The facts are on the scoreboard and it’s time for the compromised to walk the plank. Goldman’s stock broke its 1999 IPO price of $53/share. The Big Mack’s Morgan Stanley, which we remain short in the ‘Hedgeye Portfolio’ trades at $10/share… and according to the analytical savants of yesteryear, both are “trading well below book value.” Ah, right… and what exactly is on those books these days anyway? Now that the Fed is levering up to almost 60x with a capital ratio nose-diving under 2%, will there be enough cash in the pirate ship’s hull to get to the Black Pearls of GS and MS? Or will they too surrender to becoming dry docked government museums?
Citigroup reminds us this morning that the “Pandit Bandit” has no idea what his book value is. You see, that’s a shareholder equity thing… and he gets paid out of the income statement. Pandit also reminded us that he was comfortable buying insider stock ahead of the most certain investment thesis on Wall Street – that Hank Paulson will give $20’s of billions of dollars to his banking cronies in the form of “preferred stock” investments. “Preferred” … Hank and the boys love that, and they will do whatever it takes to “have money to manage.”
With 3-month US Treasuries at 0.01% this morning, money is free. BUT… only if you are in the “Investment Banking Inc.” club… so don’t get all excited and stuff… if you’re like me, flying coach out to California and staying in a Residence Marriot, being a capitalist, you’re not getting any of it. And you know what, you shouldn’t – it’s un-American.
The good news is that if you have proactively prepared for this mess, you are liquid long cash, and have nothing but the blue deflationary skies of opportunity created out of crisis to look forward to. I am looking at office space in San Diego, CA today that’s going to run us a buck a foot. Remember how hard your grandparents had to grind to earn a buck? Maybe someone should fire that memo over to that Target “activist” who is still running around putting leverage on top of leverage with other people’s money.
If you want to manage other people’s money, start by respecting that it’s not yours to lose.
Best of luck out there today,
Long ETFs
OIL iPath ETN Crude Oil –Crude futures rose above $51 per barrel this morning on a weakening US dollar.

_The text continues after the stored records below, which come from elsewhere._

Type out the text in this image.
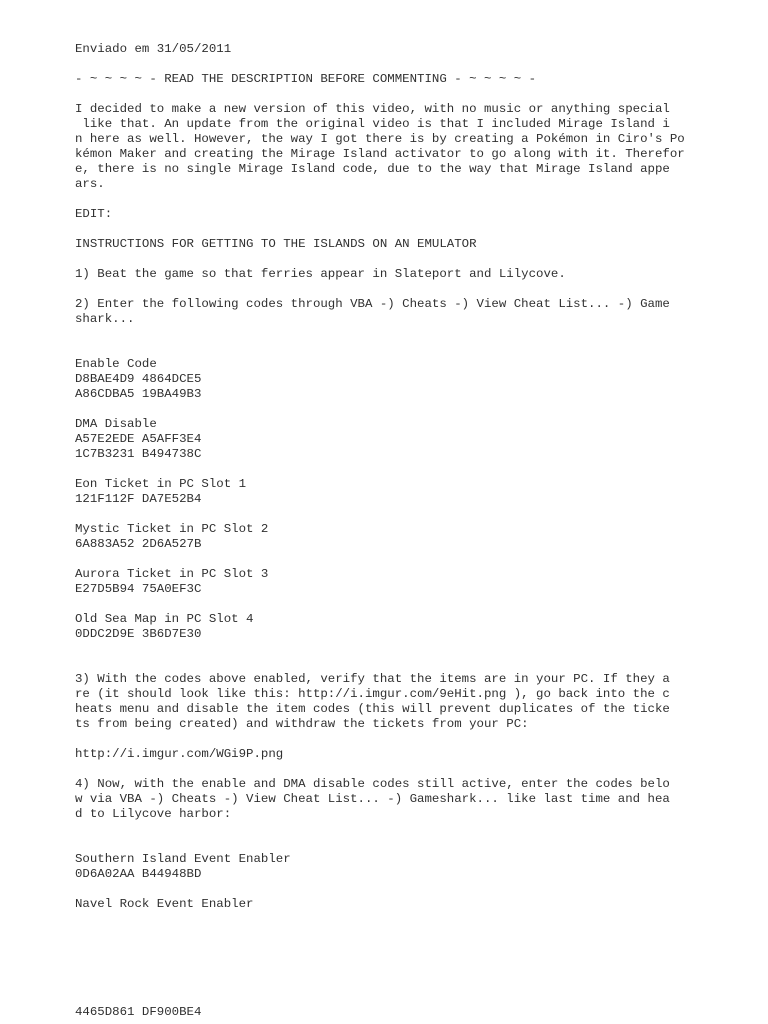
Enviado em 31/05/2011
- ~ ~ ~ ~ - READ THE DESCRIPTION BEFORE COMMENTING - ~ ~ ~ ~ -
I decided to make a new version of this video, with no music or anything special
like that. An update from the original video is that I included Mirage Island i
n here as well. However, the way I got there is by creating a Pokémon in Ciro's Po
kémon Maker and creating the Mirage Island activator to go along with it. Therefor
e, there is no single Mirage Island code, due to the way that Mirage Island appe
ars.
EDIT:
INSTRUCTIONS FOR GETTING TO THE ISLANDS ON AN EMULATOR
1) Beat the game so that ferries appear in Slateport and Lilycove.
2) Enter the following codes through VBA -) Cheats -) View Cheat List... -) Game
shark...
Enable Code
D8BAE4D9 4864DCE5
A86CDBA5 19BA49B3
DMA Disable
A57E2EDE A5AFF3E4
1C7B3231 B494738C
Eon Ticket in PC Slot 1
121F112F DA7E52B4
Mystic Ticket in PC Slot 2
6A883A52 2D6A527B
Aurora Ticket in PC Slot 3
E27D5B94 75A0EF3C
Old Sea Map in PC Slot 4
0DDC2D9E 3B6D7E30
3) With the codes above enabled, verify that the items are in your PC. If they a
re (it should look like this: http://i.imgur.com/9eHit.png ), go back into the c
heats menu and disable the item codes (this will prevent duplicates of the ticke
ts from being created) and withdraw the tickets from your PC:
http://i.imgur.com/WGi9P.png
4) Now, with the enable and DMA disable codes still active, enter the codes belo
w via VBA -) Cheats -) View Cheat List... -) Gameshark... like last time and hea
d to Lilycove harbor:
Southern Island Event Enabler
0D6A02AA B44948BD
Navel Rock Event Enabler
4465D861 DF900BE4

EWA –iShares Australia – In a speech in Melbourne today Rio Tinto (EWA: 3.1%) Chairman Skinner predicted the slowdown in Chinese demand for base metals will be short, forecasting a rebound within 2009.

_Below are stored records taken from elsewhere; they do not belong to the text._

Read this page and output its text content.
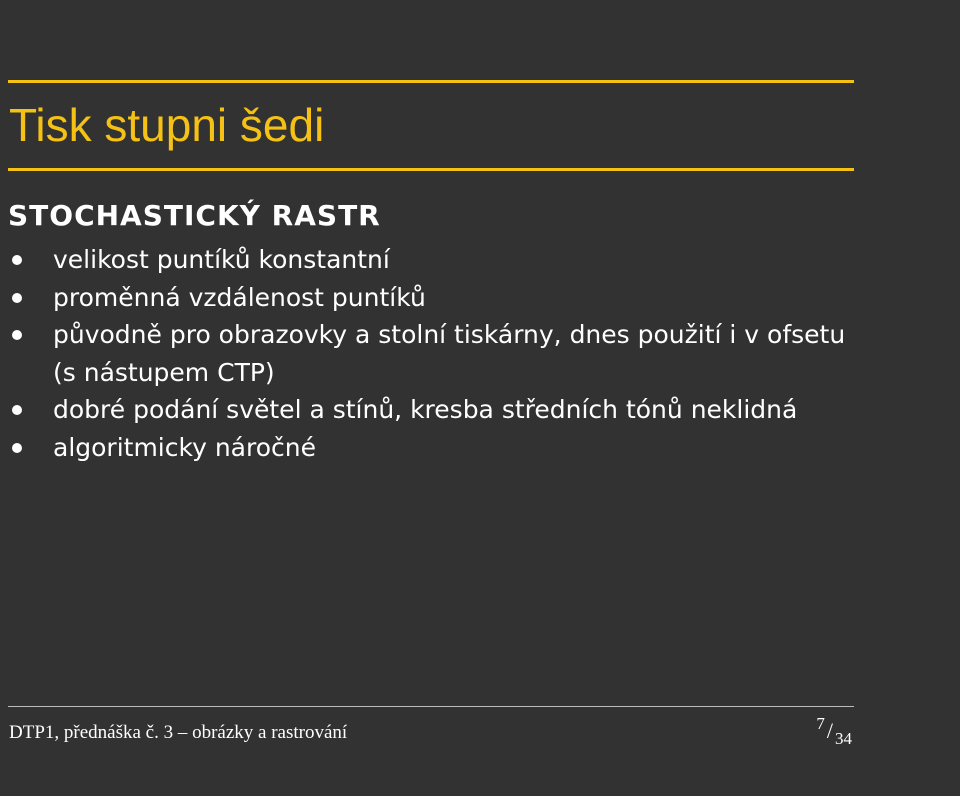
Tisk stupni šedi
STOCHASTICKÝ RASTR
velikost puntíků konstantní
proměnná vzdálenost puntíků
původně pro obrazovky a stolní tiskárny, dnes použití i v ofsetu (s nástupem CTP)
dobré podání světel a stínů, kresba středních tónů neklidná
algoritmicky náročné
DTP1, přednáška č. 3 – obrázky a rastrování	7/ 34
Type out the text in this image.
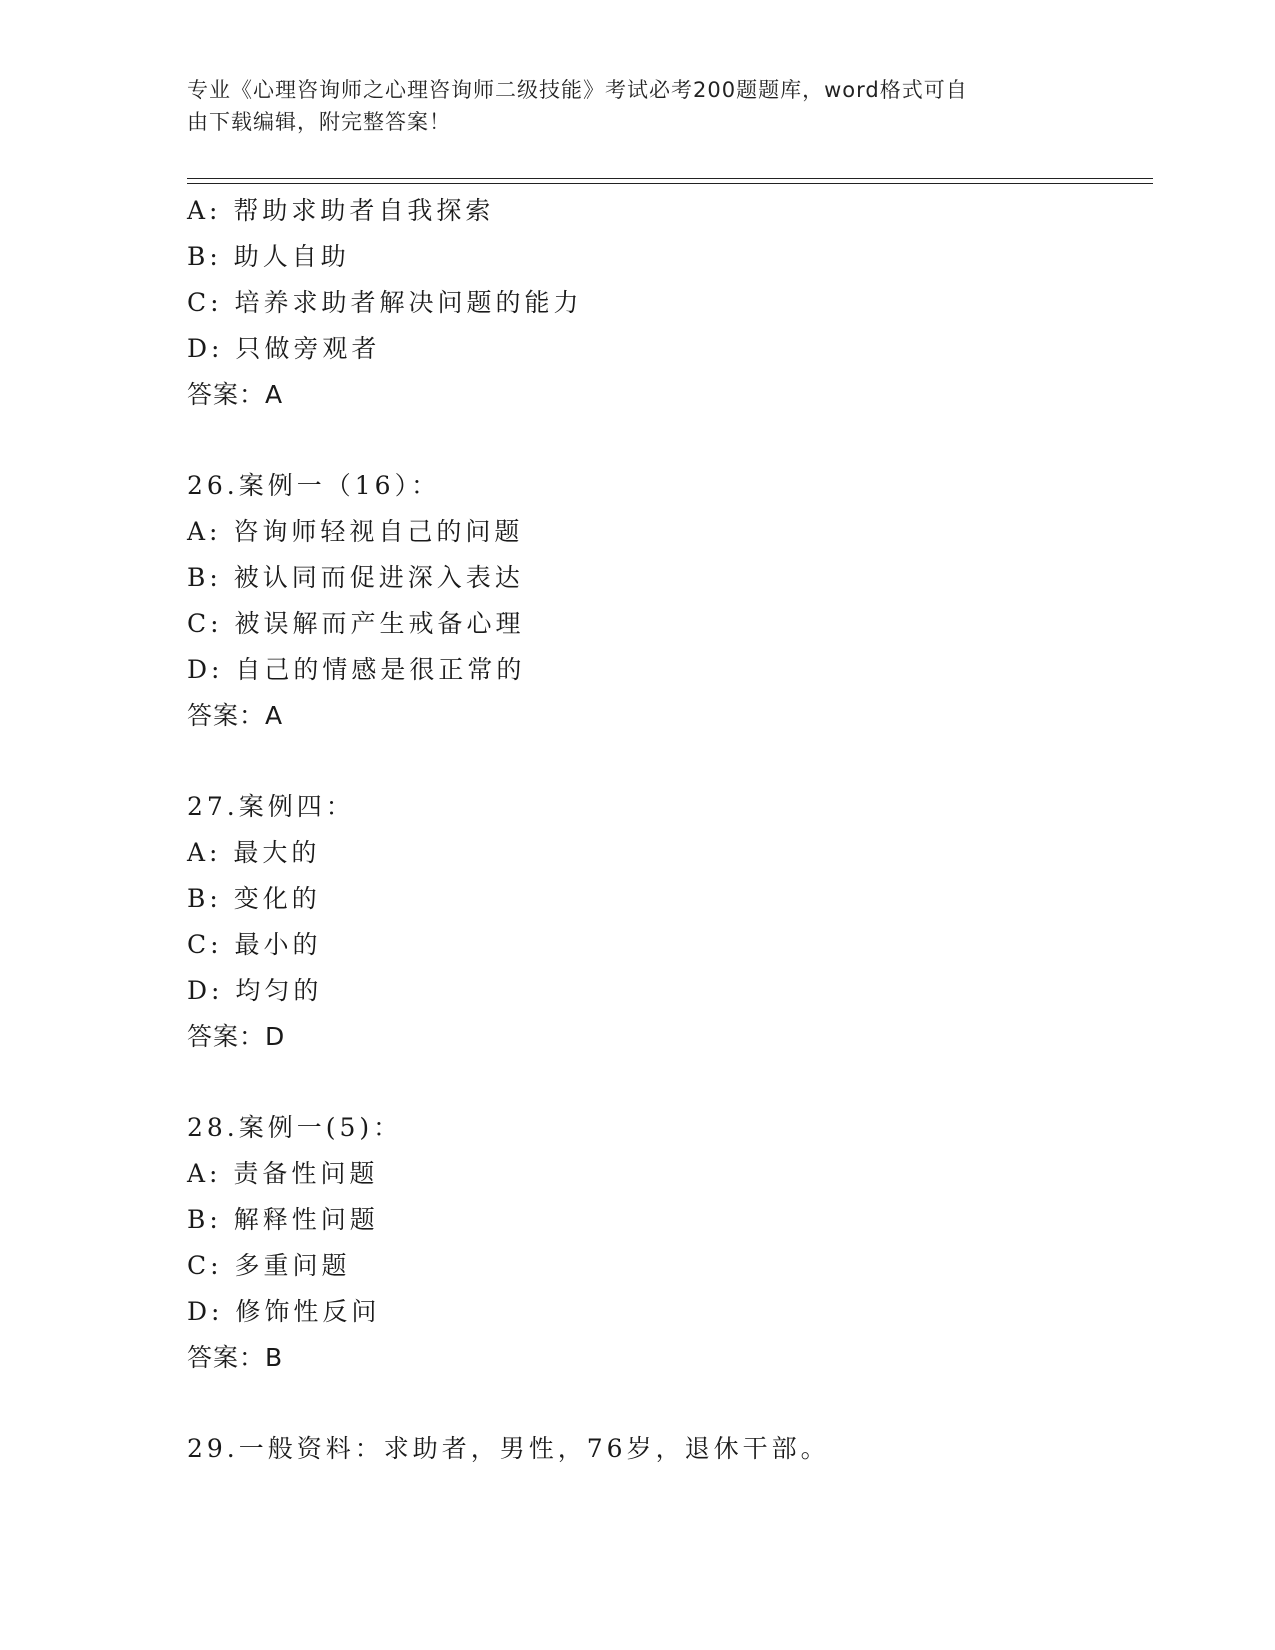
专业《心理咨询师之心理咨询师二级技能》考试必考200题题库，word格式可自
由下载编辑，附完整答案！
A: 帮助求助者自我探索
B: 助人自助
C: 培养求助者解决问题的能力
D: 只做旁观者
答案：A
26.案例一（16）：
A: 咨询师轻视自己的问题
B: 被认同而促进深入表达
C: 被误解而产生戒备心理
D: 自己的情感是很正常的
答案：A
27.案例四：
A: 最大的
B: 变化的
C: 最小的
D: 均匀的
答案：D
28.案例一(5)：
A: 责备性问题
B: 解释性问题
C: 多重问题
D: 修饰性反问
答案：B
29.一般资料：求助者，男性，76岁，退休干部。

EWG – iShares Germany –  IFO institute business confidence survey fell to its lowest level in over 15 years  at 85.8 in November, down  from 90.2 in October. Moody’s maintained German sovereign debt at Aaa: Stable.

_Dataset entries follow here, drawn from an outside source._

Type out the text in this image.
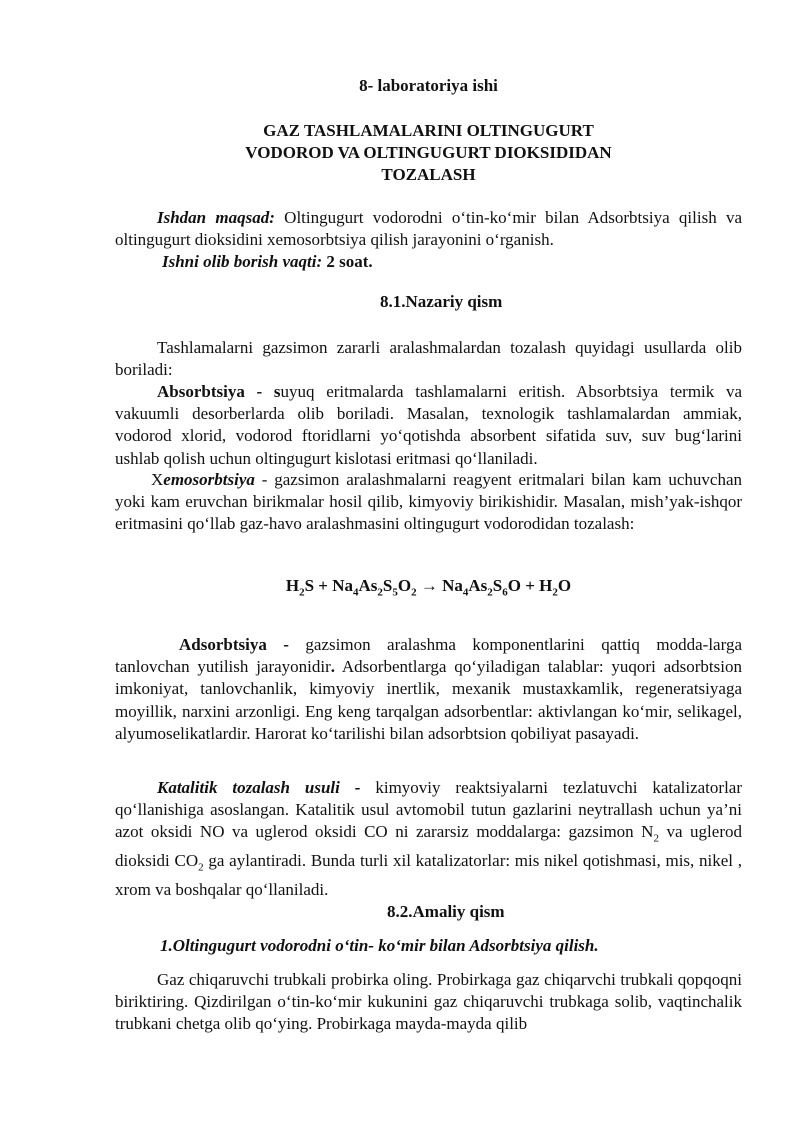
8- laboratoriya ishi
GAZ TASHLAMALARINI OLTINGUGURT
VODOROD VA OLTINGUGURT DIOKSIDIDAN
TOZALASH

Ishdan maqsad: Oltingugurt vodorodni o‘tin-ko‘mir bilan Adsorbtsiya qilish va oltingugurt dioksidini xemosorbtsiya qilish jarayonini o‘rganish.

Ishni olib borish vaqti: 2 soat.

8.1.Nazariy qism

Tashlamalarni gazsimon zararli aralashmalardan tozalash quyidagi usullarda olib boriladi:

Absorbtsiya - suyuq eritmalarda tashlamalarni eritish. Absorbtsiya termik va vakuumli desorberlarda olib boriladi. Masalan, texnologik tashlamalardan ammiak, vodorod xlorid, vodorod ftoridlarni yo‘qotishda absorbent sifatida suv, suv bug‘larini ushlab qolish uchun oltingugurt kislotasi eritmasi qo‘llaniladi.

Xemosorbtsiya - gazsimon aralashmalarni reagyent eritmalari bilan kam uchuvchan yoki kam eruvchan birikmalar hosil qilib, kimyoviy birikishidir. Masalan, mish’yak-ishqor eritmasini qo‘llab gaz-havo aralashmasini oltingugurt vodorodidan tozalash:

$H_2S + Na_4As_2S_5O_2 \to Na_4As_2S_6O + H_2O$

Adsorbtsiya - gazsimon aralashma komponentlarini qattiq modda-larga tanlovchan yutilish jarayonidir. Adsorbentlarga qo‘yiladigan talablar: yuqori adsorbtsion imkoniyat, tanlovchanlik, kimyoviy inertlik, mexanik mustaxkamlik, regeneratsiyaga moyillik, narxini arzonligi. Eng keng tarqalgan adsorbentlar: aktivlangan ko‘mir, selikagel, alyumoselikatlardir. Harorat ko‘tarilishi bilan adsorbtsion qobiliyat pasayadi.

Katalitik tozalash usuli - kimyoviy reaktsiyalarni tezlatuvchi katalizatorlar qo‘llanishiga asoslangan. Katalitik usul avtomobil tutun gazlarini neytrallash uchun ya’ni azot oksidi NO va uglerod oksidi CO ni zararsiz moddalarga: gazsimon $N_2$ va uglerod dioksidi $CO_2$ ga aylantiradi. Bunda turli xil katalizatorlar: mis nikel qotishmasi, mis, nikel , xrom va boshqalar qo‘llaniladi.

8.2.Amaliy qism

1.Oltingugurt vodorodni o‘tin- ko‘mir bilan Adsorbtsiya qilish.

Gaz chiqaruvchi trubkali probirka oling. Probirkaga gaz chiqarvchi trubkali qopqoqni biriktiring. Qizdirilgan o‘tin-ko‘mir kukunini gaz chiqaruvchi trubkaga solib, vaqtinchalik trubkani chetga olib qo‘ying. Probirkaga mayda-mayda qilib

FXI –iShares China –The CSI 300 Index, declined 83.09 points (4.3%) in a broad based sell-off.
 VYM – Vanguard High Dividend Yield ETF --Shares of JPMorgan Chase (VYM:2.33%) and  Bank of America (VYM:2.14%) each rose over 5% in trading in London after the Citi announcement.
Short ETFs
UUP – U.S. Dollar Index –Currency Trading was dominated by the Citi announcement with the Dollar declining against the JPY and EUR.
FXY – CurrencyShares Japanese Yen Trust – The Yen rose to 95.25 USD on news of the Citigroup bailout.